To address this challenge, Earnix has expanded its suite of intelligent insurance operations with a new underwriting solution, which it unveiled at its Excelerate 2022 conference in London.
Read more: What’s the most promising insurance technology in the market?
“Underwrite-It” fully automates underwriting decisions and manages all rules in one place, enabling underwriters to update rules and models without burdening IT. Combining the standard rules-based approach of underwriting with advanced machine learning and simulation, the solution aims to improve time-to-market on underwriting changes.
Integration with pricing
Another significant challenge underwriting teams face is the lack of cross-collaboration with other insurance areas.
“It feels very natural for underwriting and pricing to fully cooperate, but because the tools they use are so different, that cooperation is inefficient if it happens at all,” Ziv said.
With the new underwriting solution, Earnix said insurers can bridge the gap between underwriting and pricing. “Underwrite-It” allows users to share loss cost and demand models with pricing and rating teams using Earnix’s pricing solution, “Price-It,” for seamless integration.
“Because [Underwrite-It] is sitting on the same technology foundation of Earnix’s intelligence insurance operations, customers will enjoy full cooperation between underwriting and pricing,” added Ziv.
Yaron Lavie, Earnix’s VP of product, said that the average time-to-market for underwriting changes is weeks or months; amid a challenging and volatile market for insurance, this is simply not agile enough.
The lifecycle of an underwriting rule can be shortened by AI and machine learning. A traditional underwriting process might start from inception, move on to the definition of rule requirements, then to rule engine configuration or coding, before staging and production. Automated simulations cut out the middle steps and allow underwriters to be as agile as other parts of the insurance business.
“If you want to make a change to an underwriting strategy or introduce a new underwriting model, you also need to understand its impact on your portfolio. There’s a strong interplay between changing underwriting and pricing strategies,” Lavie added.
What makes Earnix’s solution different from other underwriting tools is that it helps insurers build rules rather than just managing the process.
“All the underwriting tools in the market focus on the underwriting workbench. We are providing a tool to manage the rules and models for underwriters,” Dror Pockard, chief strategy officer at Earnix, told Insurance Business.
“Today, most of the underwriting solutions are rules-based. We see that companies are looking for ways to start embedding analytical models into their underwriting process, and that’s where we’re supporting them.”

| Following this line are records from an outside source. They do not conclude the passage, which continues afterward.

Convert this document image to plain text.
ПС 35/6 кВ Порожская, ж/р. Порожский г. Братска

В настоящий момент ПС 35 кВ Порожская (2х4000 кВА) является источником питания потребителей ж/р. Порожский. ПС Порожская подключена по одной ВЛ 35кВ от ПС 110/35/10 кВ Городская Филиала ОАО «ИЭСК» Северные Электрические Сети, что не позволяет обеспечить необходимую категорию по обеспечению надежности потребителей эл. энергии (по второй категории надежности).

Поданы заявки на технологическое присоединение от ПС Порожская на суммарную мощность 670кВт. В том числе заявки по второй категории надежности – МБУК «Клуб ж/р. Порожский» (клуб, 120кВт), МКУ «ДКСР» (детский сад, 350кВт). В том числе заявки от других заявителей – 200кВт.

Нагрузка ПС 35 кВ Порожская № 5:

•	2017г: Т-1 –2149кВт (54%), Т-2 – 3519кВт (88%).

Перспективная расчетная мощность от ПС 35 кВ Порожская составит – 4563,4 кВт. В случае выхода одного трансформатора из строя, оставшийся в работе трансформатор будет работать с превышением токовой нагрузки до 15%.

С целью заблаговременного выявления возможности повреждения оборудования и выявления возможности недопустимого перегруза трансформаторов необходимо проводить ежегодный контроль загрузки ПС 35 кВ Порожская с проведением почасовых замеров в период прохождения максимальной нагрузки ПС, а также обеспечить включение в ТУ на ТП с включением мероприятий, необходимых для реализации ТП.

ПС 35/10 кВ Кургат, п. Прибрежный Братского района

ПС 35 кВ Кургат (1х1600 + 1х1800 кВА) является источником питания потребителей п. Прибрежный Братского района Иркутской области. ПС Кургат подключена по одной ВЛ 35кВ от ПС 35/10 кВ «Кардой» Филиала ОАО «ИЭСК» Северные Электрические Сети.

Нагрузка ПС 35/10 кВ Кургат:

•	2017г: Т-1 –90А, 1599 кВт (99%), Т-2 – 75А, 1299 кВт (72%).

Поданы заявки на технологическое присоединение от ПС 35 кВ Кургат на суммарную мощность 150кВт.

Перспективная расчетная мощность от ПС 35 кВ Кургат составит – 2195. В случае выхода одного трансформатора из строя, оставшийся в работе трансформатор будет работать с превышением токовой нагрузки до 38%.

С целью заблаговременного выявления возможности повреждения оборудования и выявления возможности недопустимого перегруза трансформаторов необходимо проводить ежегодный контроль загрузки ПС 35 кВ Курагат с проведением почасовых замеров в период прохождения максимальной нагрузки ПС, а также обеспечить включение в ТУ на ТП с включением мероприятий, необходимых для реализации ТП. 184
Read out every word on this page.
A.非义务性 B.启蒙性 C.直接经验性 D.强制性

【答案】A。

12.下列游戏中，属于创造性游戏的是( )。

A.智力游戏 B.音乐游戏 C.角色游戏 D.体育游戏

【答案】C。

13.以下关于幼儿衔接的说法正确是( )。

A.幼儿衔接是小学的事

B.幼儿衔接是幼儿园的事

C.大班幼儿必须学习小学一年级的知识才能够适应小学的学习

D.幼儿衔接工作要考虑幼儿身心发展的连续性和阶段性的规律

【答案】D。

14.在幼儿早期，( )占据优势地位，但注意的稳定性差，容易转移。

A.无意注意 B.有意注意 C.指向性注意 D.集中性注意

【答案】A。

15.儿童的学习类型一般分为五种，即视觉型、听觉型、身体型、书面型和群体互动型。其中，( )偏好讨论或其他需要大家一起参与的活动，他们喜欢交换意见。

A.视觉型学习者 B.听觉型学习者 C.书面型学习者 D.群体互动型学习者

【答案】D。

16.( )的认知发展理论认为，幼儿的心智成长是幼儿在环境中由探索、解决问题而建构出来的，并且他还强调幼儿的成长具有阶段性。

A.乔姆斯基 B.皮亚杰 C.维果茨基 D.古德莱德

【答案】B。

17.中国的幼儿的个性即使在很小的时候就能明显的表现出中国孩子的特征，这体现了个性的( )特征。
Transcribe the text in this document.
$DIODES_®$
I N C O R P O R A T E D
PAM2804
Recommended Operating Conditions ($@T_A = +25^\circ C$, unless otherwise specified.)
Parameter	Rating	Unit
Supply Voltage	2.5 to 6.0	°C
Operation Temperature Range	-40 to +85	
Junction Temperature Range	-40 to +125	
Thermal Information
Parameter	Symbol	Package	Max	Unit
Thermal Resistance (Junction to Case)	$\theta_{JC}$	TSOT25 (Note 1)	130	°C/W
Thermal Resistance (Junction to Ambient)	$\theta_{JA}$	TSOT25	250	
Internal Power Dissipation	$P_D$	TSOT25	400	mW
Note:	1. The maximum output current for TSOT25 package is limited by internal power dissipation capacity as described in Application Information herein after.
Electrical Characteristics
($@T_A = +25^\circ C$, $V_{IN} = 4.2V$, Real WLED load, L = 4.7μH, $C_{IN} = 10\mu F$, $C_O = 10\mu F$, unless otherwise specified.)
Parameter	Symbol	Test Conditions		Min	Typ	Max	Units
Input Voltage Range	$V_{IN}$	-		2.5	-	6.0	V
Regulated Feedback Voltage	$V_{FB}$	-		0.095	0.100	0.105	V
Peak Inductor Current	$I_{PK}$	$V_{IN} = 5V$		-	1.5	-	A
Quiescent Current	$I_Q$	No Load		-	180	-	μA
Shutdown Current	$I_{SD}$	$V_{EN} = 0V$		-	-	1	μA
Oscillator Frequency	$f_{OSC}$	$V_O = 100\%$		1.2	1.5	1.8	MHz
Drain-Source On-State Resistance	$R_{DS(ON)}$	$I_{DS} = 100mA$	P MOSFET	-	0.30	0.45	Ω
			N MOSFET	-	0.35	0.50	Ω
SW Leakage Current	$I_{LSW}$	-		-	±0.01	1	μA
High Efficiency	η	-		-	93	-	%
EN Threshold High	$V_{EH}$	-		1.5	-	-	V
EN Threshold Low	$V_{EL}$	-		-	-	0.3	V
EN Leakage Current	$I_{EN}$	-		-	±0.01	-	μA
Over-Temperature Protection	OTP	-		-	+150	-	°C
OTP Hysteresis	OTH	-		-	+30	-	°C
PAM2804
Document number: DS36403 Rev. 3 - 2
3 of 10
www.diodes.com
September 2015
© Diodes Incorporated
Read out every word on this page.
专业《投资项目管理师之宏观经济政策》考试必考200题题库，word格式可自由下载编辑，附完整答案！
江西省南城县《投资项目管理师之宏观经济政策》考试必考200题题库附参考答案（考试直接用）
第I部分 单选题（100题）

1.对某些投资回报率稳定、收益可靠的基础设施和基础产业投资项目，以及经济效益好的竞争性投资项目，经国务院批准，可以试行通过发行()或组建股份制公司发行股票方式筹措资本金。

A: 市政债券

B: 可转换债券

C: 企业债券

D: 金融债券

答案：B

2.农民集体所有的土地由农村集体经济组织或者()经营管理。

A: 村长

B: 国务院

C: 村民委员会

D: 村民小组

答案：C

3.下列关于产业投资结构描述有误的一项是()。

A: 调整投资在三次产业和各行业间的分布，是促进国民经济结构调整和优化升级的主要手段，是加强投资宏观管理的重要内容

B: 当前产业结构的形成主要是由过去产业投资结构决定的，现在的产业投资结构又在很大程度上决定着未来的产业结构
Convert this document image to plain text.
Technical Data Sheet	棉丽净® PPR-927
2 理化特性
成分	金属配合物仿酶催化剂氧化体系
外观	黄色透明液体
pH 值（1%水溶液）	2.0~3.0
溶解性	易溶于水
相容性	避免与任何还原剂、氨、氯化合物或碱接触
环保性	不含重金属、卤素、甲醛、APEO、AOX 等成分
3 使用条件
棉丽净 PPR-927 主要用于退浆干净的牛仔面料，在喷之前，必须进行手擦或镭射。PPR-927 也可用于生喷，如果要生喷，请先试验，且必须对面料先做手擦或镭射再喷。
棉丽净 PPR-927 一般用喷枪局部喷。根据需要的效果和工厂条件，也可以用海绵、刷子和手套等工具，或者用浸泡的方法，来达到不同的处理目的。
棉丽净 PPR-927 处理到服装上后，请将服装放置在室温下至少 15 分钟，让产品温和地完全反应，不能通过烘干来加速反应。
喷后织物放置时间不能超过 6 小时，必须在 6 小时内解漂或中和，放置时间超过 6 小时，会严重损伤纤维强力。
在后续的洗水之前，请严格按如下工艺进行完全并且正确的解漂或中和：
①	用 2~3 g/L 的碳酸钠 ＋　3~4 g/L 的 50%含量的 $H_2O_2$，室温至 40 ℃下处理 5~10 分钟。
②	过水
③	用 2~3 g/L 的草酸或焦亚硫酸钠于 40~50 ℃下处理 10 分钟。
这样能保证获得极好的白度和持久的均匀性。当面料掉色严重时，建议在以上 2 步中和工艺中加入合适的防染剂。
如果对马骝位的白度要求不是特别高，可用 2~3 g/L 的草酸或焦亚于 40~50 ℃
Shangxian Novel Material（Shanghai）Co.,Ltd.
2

Read more: How the insurance industry can leave behind the burden of legacy technology
Earnix said its new solution can integrate advanced analytics into underwriting to help underwriters make better decisions. Self-learning algorithms adjust rules automatically, allowing real-time changes.
“Underwrite-It” was also created to reduce the burden of data scientists and IT teams supporting underwriters. The solution uses an easy-to-use interface that helps users manage rules, algorithms, and other aspects of underwriting decision logic without coding or IT expertise.
“Underwrite-It” was unveiled as part of Earnix’s broader innovation strategy. Earnix is a global provider of artificial intelligence-driven rating, dynamic pricing, product personalization, and telematics solutions for insurance. The Israel-based firm has offices in the US, UK, Germany, France, Italy, and Australia.
At Excelerate 2022, Lavie highlighted the firm’s push to enable more business agility through machine-learning solutions and faster integration through a partnership with property & casualty (P&C) insurance platform Guidewire. The partnership will allow two-way, real-time quotes and product updates between Earnix and Guidewire using no-code, cloud-to-cloud integration.
Earnix is also improving its telematics offering. “Drive-It” will integrate with “Price-It” so that behavioral data collected from the telematics app seamlessly flows into the pricing solution for modeling, risk pricing, and rating.
Lavie cited a volatile and dynamic market, rapid AI and machine learning adoption growth, and a new generation of talent in the insurance industry as top factors driving Earnix’s innovation.
“The changing environment requires us to be much more agile in running our business. This agility is relevant to both the people in the analytical space and decision makers who need to act on those changes,” he said.